Но жизнь все не отпускала. Вот, подкинула Альдобиана, надо держать его при себе. Должны же пробудиться в древнем профессоре хоть намеки на память Дана, должны! Астр прав: если не он, так кто?
…Не отпускали – хотя это было без толку, зря – мысли о загубленной Биоколонизации. Их возбуждали путешествия с «орлами», перелеты. Паря в воздушных потоках над зелено-голубым миром – с водами, тучными нивами, теплым ветром, – он невольно подумывал, что и на других планетах могло быть так. Даже одна усиливающая проект идея пришла к нему в таких размышлениях-полетах, что посредством тех же микробиологических операций можно образовать на планетах залежи нефти, горючих сланцев, слои плотного угля, даже километровые пузыри газа. Не для прежнего бездарного расходования на топливо (хотя и это не помешает там как НЗ – солнца-то все-таки искусственные!); это была бы сырьевая база для производства полимеров, синтетических материалов, даже пищи.
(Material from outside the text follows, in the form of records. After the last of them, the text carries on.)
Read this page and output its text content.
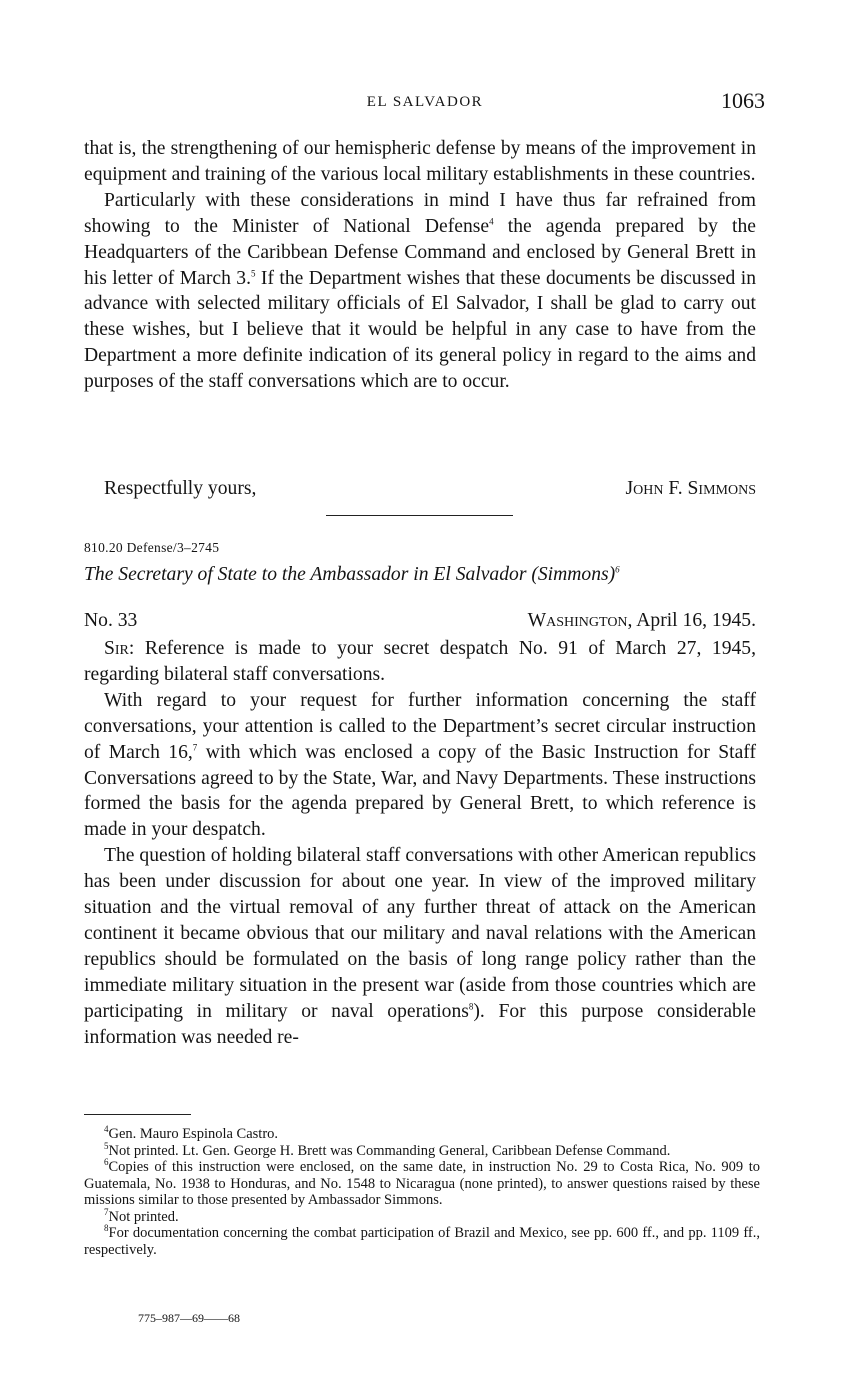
EL SALVADOR	1063

that is, the strengthening of our hemispheric defense by means of the improvement in equipment and training of the various local military establishments in these countries.

Particularly with these considerations in mind I have thus far refrained from showing to the Minister of National Defense$^4$ the agenda prepared by the Headquarters of the Caribbean Defense Command and enclosed by General Brett in his letter of March 3.$^5$ If the Department wishes that these documents be discussed in advance with selected military officials of El Salvador, I shall be glad to carry out these wishes, but I believe that it would be helpful in any case to have from the Department a more definite indication of its general policy in regard to the aims and purposes of the staff conversations which are to occur.

Respectfully yours,	John F. Simmons
810.20 Defense/3–2745
The Secretary of State to the Ambassador in El Salvador (Simmons)$^6$
No. 33	Washington, April 16, 1945.

Sir: Reference is made to your secret despatch No. 91 of March 27, 1945, regarding bilateral staff conversations.

With regard to your request for further information concerning the staff conversations, your attention is called to the Department’s secret circular instruction of March 16,$^7$ with which was enclosed a copy of the Basic Instruction for Staff Conversations agreed to by the State, War, and Navy Departments. These instructions formed the basis for the agenda prepared by General Brett, to which reference is made in your despatch.

The question of holding bilateral staff conversations with other American republics has been under discussion for about one year. In view of the improved military situation and the virtual removal of any further threat of attack on the American continent it became obvious that our military and naval relations with the American republics should be formulated on the basis of long range policy rather than the immediate military situation in the present war (aside from those countries which are participating in military or naval operations$^8$). For this purpose considerable information was needed re-

$^4$Gen. Mauro Espinola Castro.

$^5$Not printed. Lt. Gen. George H. Brett was Commanding General, Caribbean Defense Command.

$^6$Copies of this instruction were enclosed, on the same date, in instruction No. 29 to Costa Rica, No. 909 to Guatemala, No. 1938 to Honduras, and No. 1548 to Nicaragua (none printed), to answer questions raised by these missions similar to those presented by Ambassador Simmons.

$^7$Not printed.

$^8$For documentation concerning the combat participation of Brazil and Mexico, see pp. 600 ff., and pp. 1109 ff., respectively.

775–987—69——68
Куда как важно было бы для строительства новых цивилизаций.
Разгорячась в мыслях, он продумывал методику, отвечал на возможные вопросы Эоли, сотрудников, даже Приемочной Комиссии… а потом спохватывался со стыдом и болью. Нет проекта Биоколонизации как не было; другими делами заняты сотрудники, другие опыты ведут они на Полигоне. Есть лишь его бессмысленное умствование, старческое невладение мыслью. Раньше он мыслями владел так же уверенно, как и телом.
Потом снова мечтал, планировал – жило в нем это, жило! Однажды даже запросил у ИРЦ обзор проектов и идей по освоению далеких планет. Просмотрел – и проникся гордыней: не было ничего в обзоре и близкого к Биоколонизации, не было, черт побери!.. А затем спохватывался, стыдил и смирял себя.
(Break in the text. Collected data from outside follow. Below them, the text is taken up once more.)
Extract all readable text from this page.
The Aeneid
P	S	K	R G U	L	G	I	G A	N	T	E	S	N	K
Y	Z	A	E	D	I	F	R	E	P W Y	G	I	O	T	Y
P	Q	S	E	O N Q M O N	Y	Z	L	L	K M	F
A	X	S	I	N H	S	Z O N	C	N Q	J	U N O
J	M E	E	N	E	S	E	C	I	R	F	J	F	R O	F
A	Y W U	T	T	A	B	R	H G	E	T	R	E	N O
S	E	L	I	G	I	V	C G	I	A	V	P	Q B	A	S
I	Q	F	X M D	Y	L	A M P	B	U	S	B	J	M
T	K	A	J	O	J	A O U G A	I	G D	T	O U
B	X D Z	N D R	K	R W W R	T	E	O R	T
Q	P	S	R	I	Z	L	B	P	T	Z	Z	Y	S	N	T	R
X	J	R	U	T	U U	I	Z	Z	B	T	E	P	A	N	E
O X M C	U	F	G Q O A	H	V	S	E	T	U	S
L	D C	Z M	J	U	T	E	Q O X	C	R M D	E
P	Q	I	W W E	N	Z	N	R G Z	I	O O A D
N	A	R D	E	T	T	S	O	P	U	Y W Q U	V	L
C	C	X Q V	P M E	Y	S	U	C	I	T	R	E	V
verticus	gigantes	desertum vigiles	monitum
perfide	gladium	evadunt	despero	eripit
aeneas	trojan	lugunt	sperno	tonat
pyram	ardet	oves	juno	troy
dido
Малыши не были проблемой, возня с ними была отдыхом и возвращением к истокам. Ило щедро отдавал им то, что знал и умел и что они могли сейчас принять. Исчезновение его будет для «орлов», конечно, еще большим огорчением, нежели расставание с «гуигнгн-мами»… Ну ничего.:::::::::::::::::::::::::::
– Ило, а какое у тебя прежде было имя, нормальное? Тот взглянул удивленно.
Профессор поправился:
– Я не так сказал, не нормальное… Конечно же, нынешнее индексовое, которое дает информацию о человеке, нормально и разумно. Ну… стихийное, которое родители дали. Тоже на «И»?
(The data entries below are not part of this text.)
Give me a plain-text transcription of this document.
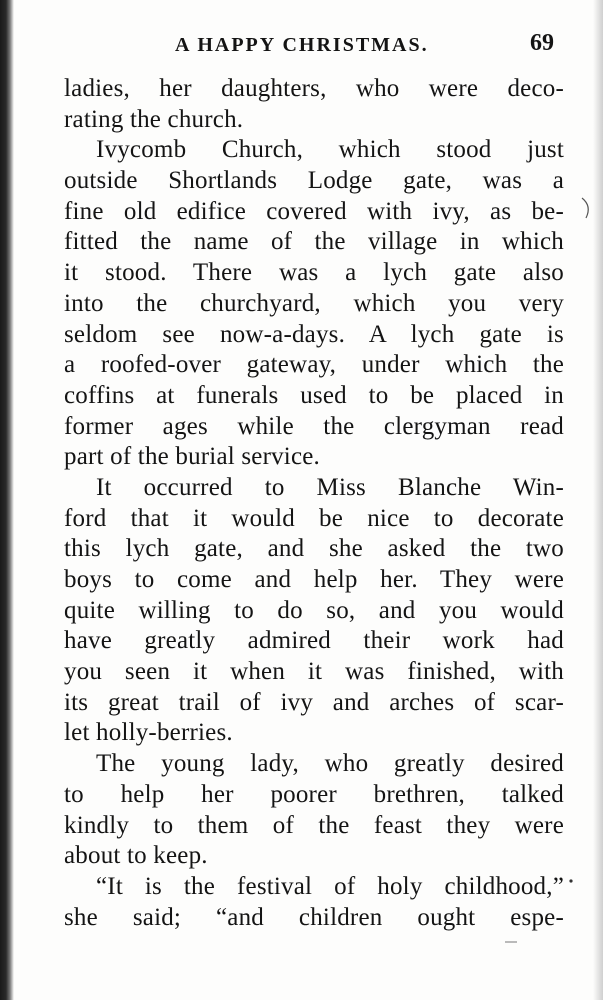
A HAPPY CHRISTMAS.	69
ladies, her daughters, who were deco-
rating the church.
Ivycomb Church, which stood just
outside Shortlands Lodge gate, was a
fine old edifice covered with ivy, as be-
fitted the name of the village in which
it stood. There was a lych gate also
into the churchyard, which you very
seldom see now-a-days. A lych gate is
a roofed-over gateway, under which the
coffins at funerals used to be placed in
former ages while the clergyman read
part of the burial service.
It occurred to Miss Blanche Win-
ford that it would be nice to decorate
this lych gate, and she asked the two
boys to come and help her. They were
quite willing to do so, and you would
have greatly admired their work had
you seen it when it was finished, with
its great trail of ivy and arches of scar-
let holly-berries.
The young lady, who greatly desired
to help her poorer brethren, talked
kindly to them of the feast they were
about to keep.
“It is the festival of holy childhood,”
she said; “and children ought espe-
Старый биолог молча глядел перед собой: то ли вспоминал, то ли всматривался в дали своего прошлого.
– Совершенно верно, на «И», – улыбнулся он Берну своей простецкой улыбкой. – Иваном звали. А в детстве и вовсе Ванюшкой.:::::::::::::::::::::::::::
– Неужели ничего нельзя поделать? Вы так много знаете о человеческом организме! Освободиться от устарелой информации в мозгу, очистить память тела, повысить его выразительность, – можно это?
– Можно. Только бессмысленно. Лишней информации в человеке нет. Все накопленное им в жизни плюс унаследованное – это и есть его личность.
Устранять, очищать – значит, уничтожать личность. Чем это отличается от смерти?
– Значит, идея бессмертия – вздор?
– И да, и нет. Есть два типа бессмертия: бессмертие камня, его можно достичь анабиозом, мгновенным замораживанием, и бессмертие волны. Цену первому ты знаешь сам. Второе подобно бегу волны по воде: волна движется, вода остается – забывание-вытеснение старой информации по мере накопления новой. Это тоже самообман. Не бывает бесконечного в конечном, невозможно это! Ило помолчал, добавил:
– Поддерживать функционирование живой плоти неопределенно долго в принципе можно. Только это не будет бессмертие личности. Личность есть выразительная цельность. А всякая цельность – конечна.:::::::::::::::::::::::::::
– В чем смысл жизни?
– Все в том же, в служении идее освобождения человечества.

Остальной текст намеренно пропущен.